Many students fail university-administered writing exams—exams that are similar to ones that test your competency level in subjects such as math and foreign language—sometimes because their essays are disorganized, but mostly because they don’t answer the question. What follows is an example of a typical essay exam prompt for English literature courses. We use this prompt to teach students how to respond fully to the question. Review Figure 17 and the follow-up information. You will learn how to categorize the instructions.
The first elements you must recognize are the different themes. They appear to be intimidating. Before beginning to take a test, if you place these elements into a listing format, you make the task before you that much more approachable. The second thing you must understand is that everything before “Develop an analysis . . .” is not the instruction. Therefore, a test prompt is two-part. It has an introduction and a set of instructions. You will know that a teacher is instructing you to do something when a sentence takes on the form of a directive and the professor uses action words such as develop, discuss, analyze, etc.
|Chaucer’s Canterbury Tales center on a pilgrimage and a story-telling competition driving the telling of these tales; the groupings of these tales thus link together several ongoing themes and issues that are dependent on this dramatic interaction (Amtower). Themes such as women’s role in marriage, the nature of experience and authority, and the “perfect/ideal” character, are all representative of a larger meaning that reflects a conflict between social hierarchy and subjectivity. Develop an analysis that illustrates your understanding of 1 or 2 of these themes in relation to the larger theme by comparing and contrasting two of the Canterbury tales, focusing your analysis primarily on the “character” and relationship(s) of these tale-tellers. In your analysis, include specific scenes and context.|
In the above essay prompt, your professor wants you to do the following:
1) Develop an “analysis.”
2) Use 1 or 2 themes.
3) Compare and Contrast TWO Canterbury Tales.

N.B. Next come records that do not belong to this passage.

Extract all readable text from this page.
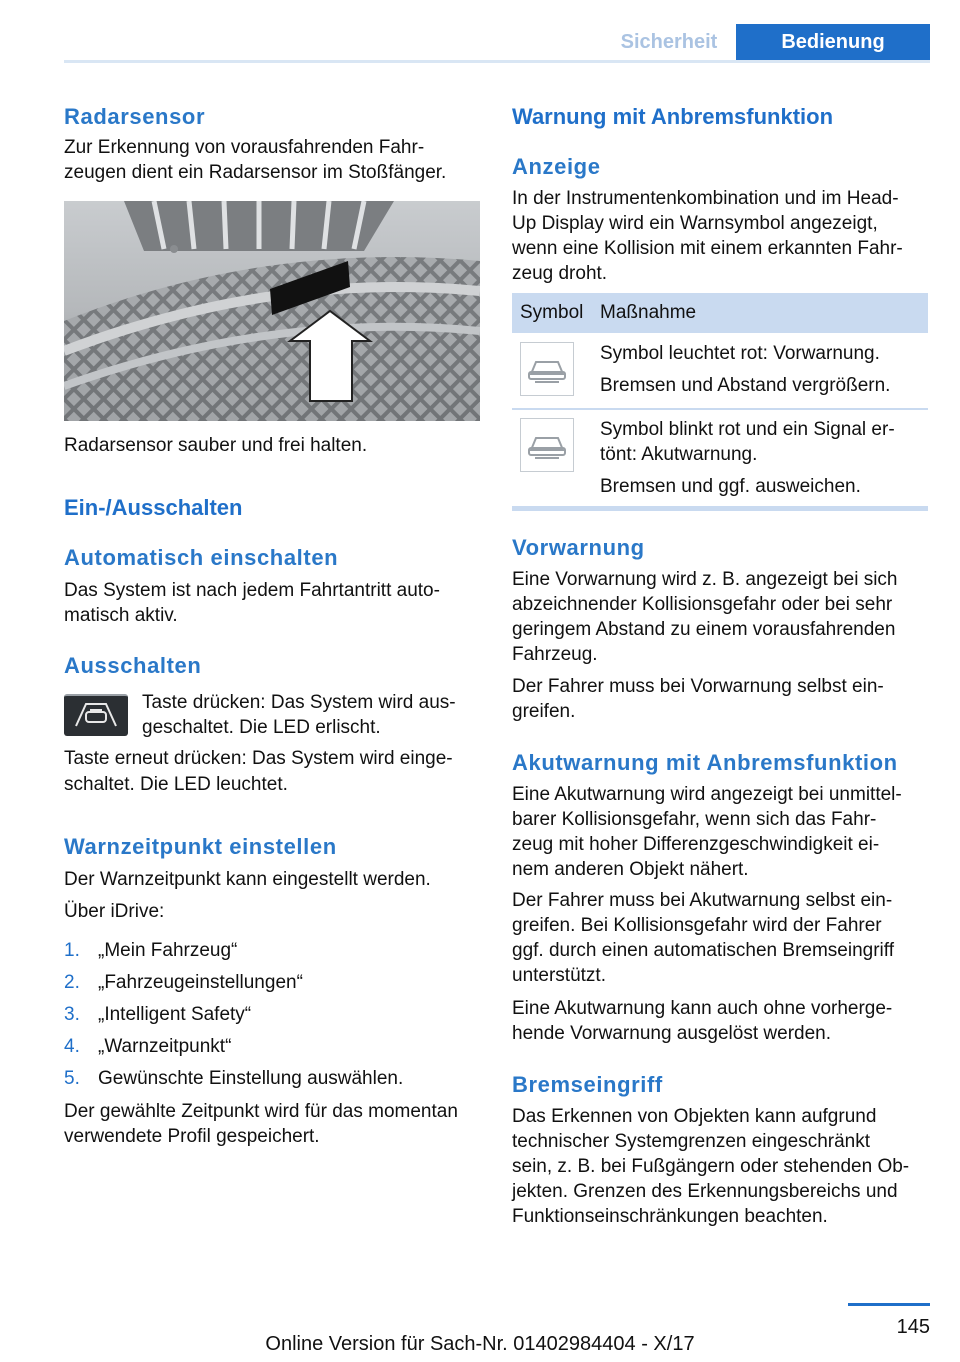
Sicherheit	Bedienung
Radarsensor
Zur Erkennung von vorausfahrenden Fahr-
zeugen dient ein Radarsensor im Stoßfänger.
Radarsensor sauber und frei halten.
Ein-/Ausschalten
Automatisch einschalten
Das System ist nach jedem Fahrtantritt auto-
matisch aktiv.
Ausschalten
Taste drücken: Das System wird aus-
geschaltet. Die LED erlischt.
Taste erneut drücken: Das System wird einge-
schaltet. Die LED leuchtet.
Warnzeitpunkt einstellen
Der Warnzeitpunkt kann eingestellt werden.
Über iDrive:
1. „Mein Fahrzeug“
2. „Fahrzeugeinstellungen“
3. „Intelligent Safety“
4. „Warnzeitpunkt“
5. Gewünschte Einstellung auswählen.
Der gewählte Zeitpunkt wird für das momentan
verwendete Profil gespeichert.
Warnung mit Anbremsfunktion
Anzeige
In der Instrumentenkombination und im Head-
Up Display wird ein Warnsymbol angezeigt,
wenn eine Kollision mit einem erkannten Fahr-
zeug droht.
Symbol Maßnahme
Symbol leuchtet rot: Vorwarnung.
Bremsen und Abstand vergrößern.
Symbol blinkt rot und ein Signal er-
tönt: Akutwarnung.
Bremsen und ggf. ausweichen.
Vorwarnung
Eine Vorwarnung wird z. B. angezeigt bei sich
abzeichnender Kollisionsgefahr oder bei sehr
geringem Abstand zu einem vorausfahrenden
Fahrzeug.
Der Fahrer muss bei Vorwarnung selbst ein-
greifen.
Akutwarnung mit Anbremsfunktion
Eine Akutwarnung wird angezeigt bei unmittel-
barer Kollisionsgefahr, wenn sich das Fahr-
zeug mit hoher Differenzgeschwindigkeit ei-
nem anderen Objekt nähert.
Der Fahrer muss bei Akutwarnung selbst ein-
greifen. Bei Kollisionsgefahr wird der Fahrer
ggf. durch einen automatischen Bremseingriff
unterstützt.
Eine Akutwarnung kann auch ohne vorherge-
hende Vorwarnung ausgelöst werden.
Bremseingriff
Das Erkennen von Objekten kann aufgrund
technischer Systemgrenzen eingeschränkt
sein, z. B. bei Fußgängern oder stehenden Ob-
jekten. Grenzen des Erkennungsbereichs und
Funktionseinschränkungen beachten.
145
Online Version für Sach-Nr. 01402984404 - X/17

4) Give attention to “character” and “relationship.
5) Include specific scenes and context.
If you do anything beyond or not the above, then you have not answered the question. If you only discuss one tale, then you have not answered the question. If your paper is full of plot summary and lacks analysis, then you have not answered the question. If you don’t include any of the themes, then you have not answered the question. If you only compare two Canterbury tales, then you have not answered the question. If you don’t include specific examples, context of any kind, then you have not answered the question.
Always give attention to your conjunctions such as “or” and “and” because they are your greatest indicators of what to do and what not to do. “Doesn’t respond to the question” means that you have not given attention to all of the required elements of an essay prompt.